Beaulieu, Victor-Lévy, Ma Chine à moi. Candiderie, Paroisse Notre-Dame des Neiges, Éditions Trois-Pistoles, 2021, 306 p. Ill.

Accouplements 269

Annotation par Gilles Marcotte d’un ouvrage de Jean Marcel

(Accouplements : une rubriquel’Oreille tendue s’amuse à mettre en vis-à-vis deux œuvres, ou plus, d’horizons éloignés.)

Pourquoi Hector Fabre rassemble-t-il ses Chroniques en 1877 ?

Notre littérature est en pleine floraison. Chaque saison voit naître un ouvrage nouveau, prose ou vers. Autour de moi. mes confrères se relisent, se recueillent et font réimprimer leurs écrits. Qu’est-ce à dire ? Il y a donc des lecteurs au Canada, et même des acheteurs ? L’abonné fidèle nous suivrait du journal jusqu’au livre ! Je me pique d’émulation et je veux comme les autres en tenter l’épreuve. Aussi bien mes amis m’y invitent, et, en refusant de me rendre à leurs instances, j’aurais l’air de douter d’eux, autant pour le moins que de moi-même (éd. de 2007, p. 9).

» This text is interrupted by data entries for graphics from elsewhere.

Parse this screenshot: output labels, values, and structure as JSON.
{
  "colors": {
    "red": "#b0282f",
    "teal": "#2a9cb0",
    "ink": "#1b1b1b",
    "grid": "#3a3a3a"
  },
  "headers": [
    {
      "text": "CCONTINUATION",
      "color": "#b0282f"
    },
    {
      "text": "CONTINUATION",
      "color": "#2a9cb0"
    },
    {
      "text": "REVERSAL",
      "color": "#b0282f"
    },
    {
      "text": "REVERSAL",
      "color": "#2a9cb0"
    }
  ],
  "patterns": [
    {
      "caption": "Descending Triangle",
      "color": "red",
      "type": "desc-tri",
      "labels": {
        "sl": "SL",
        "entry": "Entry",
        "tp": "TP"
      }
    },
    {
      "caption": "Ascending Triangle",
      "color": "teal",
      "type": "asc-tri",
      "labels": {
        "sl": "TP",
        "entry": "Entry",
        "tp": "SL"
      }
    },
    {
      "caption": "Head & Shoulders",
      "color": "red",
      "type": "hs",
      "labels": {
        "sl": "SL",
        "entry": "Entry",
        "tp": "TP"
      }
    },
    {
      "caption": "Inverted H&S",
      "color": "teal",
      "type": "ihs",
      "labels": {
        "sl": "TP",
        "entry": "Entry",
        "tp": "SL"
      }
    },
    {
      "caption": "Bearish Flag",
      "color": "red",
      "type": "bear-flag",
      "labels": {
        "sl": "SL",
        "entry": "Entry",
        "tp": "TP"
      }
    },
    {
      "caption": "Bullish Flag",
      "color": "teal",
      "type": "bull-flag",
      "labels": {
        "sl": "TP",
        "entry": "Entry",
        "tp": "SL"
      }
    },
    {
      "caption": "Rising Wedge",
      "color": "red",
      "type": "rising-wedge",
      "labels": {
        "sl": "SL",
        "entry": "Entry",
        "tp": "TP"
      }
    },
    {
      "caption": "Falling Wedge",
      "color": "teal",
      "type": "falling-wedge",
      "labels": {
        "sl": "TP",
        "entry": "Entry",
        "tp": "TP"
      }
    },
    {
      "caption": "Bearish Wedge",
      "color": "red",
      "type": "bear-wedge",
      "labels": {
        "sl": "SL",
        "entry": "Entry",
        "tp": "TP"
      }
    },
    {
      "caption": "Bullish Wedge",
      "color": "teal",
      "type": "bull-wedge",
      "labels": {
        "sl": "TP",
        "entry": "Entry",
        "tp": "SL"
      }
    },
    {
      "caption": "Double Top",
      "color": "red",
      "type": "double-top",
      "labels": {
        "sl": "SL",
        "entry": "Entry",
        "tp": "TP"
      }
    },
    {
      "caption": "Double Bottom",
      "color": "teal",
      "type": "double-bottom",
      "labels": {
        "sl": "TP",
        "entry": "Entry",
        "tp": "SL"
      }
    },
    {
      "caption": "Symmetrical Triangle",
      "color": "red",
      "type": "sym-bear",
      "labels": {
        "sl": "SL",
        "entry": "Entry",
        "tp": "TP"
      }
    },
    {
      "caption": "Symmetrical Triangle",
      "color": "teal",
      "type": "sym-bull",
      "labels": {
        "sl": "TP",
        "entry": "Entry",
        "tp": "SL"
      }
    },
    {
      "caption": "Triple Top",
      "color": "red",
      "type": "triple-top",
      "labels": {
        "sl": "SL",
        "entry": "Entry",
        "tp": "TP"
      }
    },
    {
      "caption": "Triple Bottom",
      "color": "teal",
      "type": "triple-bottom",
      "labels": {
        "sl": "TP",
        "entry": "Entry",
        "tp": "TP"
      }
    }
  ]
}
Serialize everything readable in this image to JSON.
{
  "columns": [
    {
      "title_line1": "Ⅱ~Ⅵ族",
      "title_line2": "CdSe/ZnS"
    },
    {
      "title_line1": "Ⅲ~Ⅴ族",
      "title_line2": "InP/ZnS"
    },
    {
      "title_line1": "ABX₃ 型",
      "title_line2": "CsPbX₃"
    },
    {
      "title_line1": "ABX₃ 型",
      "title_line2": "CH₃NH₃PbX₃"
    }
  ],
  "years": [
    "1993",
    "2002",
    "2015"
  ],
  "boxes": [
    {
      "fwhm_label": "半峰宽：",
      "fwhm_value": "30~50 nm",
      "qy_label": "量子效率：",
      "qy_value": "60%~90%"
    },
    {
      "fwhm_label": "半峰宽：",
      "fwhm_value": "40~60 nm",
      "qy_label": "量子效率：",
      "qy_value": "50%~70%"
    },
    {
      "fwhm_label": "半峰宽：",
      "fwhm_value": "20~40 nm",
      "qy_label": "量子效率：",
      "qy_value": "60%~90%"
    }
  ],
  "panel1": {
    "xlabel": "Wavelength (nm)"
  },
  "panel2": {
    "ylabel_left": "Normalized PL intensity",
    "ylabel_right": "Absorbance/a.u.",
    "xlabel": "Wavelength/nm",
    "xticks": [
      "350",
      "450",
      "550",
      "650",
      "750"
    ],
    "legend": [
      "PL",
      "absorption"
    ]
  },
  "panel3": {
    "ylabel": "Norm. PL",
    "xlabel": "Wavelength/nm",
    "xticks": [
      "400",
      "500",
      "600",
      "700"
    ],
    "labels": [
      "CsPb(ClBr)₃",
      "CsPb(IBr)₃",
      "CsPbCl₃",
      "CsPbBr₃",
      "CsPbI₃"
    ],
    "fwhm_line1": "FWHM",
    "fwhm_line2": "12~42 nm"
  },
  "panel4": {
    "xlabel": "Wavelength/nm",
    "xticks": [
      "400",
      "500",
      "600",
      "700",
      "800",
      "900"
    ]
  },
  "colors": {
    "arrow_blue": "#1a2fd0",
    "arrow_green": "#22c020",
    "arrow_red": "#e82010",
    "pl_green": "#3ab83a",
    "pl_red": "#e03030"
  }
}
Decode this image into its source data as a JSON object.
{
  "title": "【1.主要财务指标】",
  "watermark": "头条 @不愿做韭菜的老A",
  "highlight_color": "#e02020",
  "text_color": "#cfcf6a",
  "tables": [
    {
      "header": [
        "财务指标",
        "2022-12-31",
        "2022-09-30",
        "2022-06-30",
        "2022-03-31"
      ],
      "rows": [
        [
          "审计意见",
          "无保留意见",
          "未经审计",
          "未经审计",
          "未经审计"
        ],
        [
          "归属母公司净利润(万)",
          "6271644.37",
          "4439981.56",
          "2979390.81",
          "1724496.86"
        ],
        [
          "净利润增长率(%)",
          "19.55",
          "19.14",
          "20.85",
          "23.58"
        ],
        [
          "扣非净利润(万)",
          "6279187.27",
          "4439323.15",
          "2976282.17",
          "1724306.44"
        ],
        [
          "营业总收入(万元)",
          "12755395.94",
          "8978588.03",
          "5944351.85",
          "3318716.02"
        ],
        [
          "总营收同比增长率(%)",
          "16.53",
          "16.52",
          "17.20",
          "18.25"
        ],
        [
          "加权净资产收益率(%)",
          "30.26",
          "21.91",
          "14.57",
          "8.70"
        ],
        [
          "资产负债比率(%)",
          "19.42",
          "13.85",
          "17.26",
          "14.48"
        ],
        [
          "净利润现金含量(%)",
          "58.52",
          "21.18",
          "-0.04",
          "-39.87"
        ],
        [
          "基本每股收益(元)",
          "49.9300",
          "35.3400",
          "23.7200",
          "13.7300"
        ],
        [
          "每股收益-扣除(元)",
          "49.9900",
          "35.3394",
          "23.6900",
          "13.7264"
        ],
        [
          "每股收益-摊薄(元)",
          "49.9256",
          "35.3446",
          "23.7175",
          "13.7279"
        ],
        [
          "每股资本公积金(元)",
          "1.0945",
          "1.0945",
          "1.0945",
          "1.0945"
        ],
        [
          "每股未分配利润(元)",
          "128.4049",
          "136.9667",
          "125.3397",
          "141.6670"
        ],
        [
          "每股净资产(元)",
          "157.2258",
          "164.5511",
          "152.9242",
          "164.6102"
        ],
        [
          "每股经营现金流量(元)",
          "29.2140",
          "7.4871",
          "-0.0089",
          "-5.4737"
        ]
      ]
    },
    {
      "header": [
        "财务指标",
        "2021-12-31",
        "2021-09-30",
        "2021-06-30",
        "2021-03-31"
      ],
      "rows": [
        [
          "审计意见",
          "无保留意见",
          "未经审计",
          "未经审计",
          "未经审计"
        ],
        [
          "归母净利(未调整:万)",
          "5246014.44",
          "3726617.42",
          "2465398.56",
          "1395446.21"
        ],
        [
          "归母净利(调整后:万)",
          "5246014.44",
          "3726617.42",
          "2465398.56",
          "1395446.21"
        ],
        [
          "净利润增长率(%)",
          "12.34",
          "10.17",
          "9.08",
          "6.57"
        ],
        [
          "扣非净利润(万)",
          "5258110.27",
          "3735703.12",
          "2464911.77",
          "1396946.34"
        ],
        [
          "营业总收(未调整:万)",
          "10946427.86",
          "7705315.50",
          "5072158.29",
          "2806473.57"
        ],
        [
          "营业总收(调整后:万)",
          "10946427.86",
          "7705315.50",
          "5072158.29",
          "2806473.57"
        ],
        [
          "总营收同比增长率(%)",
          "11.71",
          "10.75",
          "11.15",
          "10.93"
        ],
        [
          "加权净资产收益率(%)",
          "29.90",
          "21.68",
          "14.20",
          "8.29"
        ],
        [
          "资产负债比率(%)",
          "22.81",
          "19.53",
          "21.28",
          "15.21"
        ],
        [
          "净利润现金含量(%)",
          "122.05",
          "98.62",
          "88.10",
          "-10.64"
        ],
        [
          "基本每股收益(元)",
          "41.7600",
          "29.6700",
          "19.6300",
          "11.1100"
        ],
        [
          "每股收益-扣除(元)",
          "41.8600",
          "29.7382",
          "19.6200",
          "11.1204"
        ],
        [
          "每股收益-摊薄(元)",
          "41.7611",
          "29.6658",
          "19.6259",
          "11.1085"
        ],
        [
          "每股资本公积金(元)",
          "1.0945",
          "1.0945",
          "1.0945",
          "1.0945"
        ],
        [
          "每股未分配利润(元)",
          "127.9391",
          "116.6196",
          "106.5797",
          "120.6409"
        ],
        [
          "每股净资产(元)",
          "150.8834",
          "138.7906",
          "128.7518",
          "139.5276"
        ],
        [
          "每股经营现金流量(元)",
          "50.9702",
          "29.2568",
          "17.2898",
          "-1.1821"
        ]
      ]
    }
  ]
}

Pourquoi Jean Marcel publie-t-il en 1992 ses Pensées, passions et proses ?

À force d’insistance, l’amitié bienveillante de certains a eu raison de ma réticence à réunir en recueil les textes qu’on va lire (p. 9).

Qu’est-ce qui unit ces deux déclarations de joug amical ?

En 2007, Gilles Marcotte a réédité les Chroniques de Fabre. Vers 1995, le même Marcotte avait offert à l’Oreille tendue son exemplaire du recueil de Jean Marcel et lui avait dit, sourire en coin, que ses amis à lui n’étaient pas aussi insistants. Il avait aussi annoté son exemplaire.

 

Références

Fabre, Hector, Chroniques, Montréal, Boréal, coll. «Boréal compact classique», 189, 2007, 302 p. Postface, chronologie et bibliographie de Gilles Marcotte.

Marcel, Jean, Pensées, passions et proses. Essais, Montréal, L’Hexagone, coll. «Essais littéraires», 13, 1992, 399 p.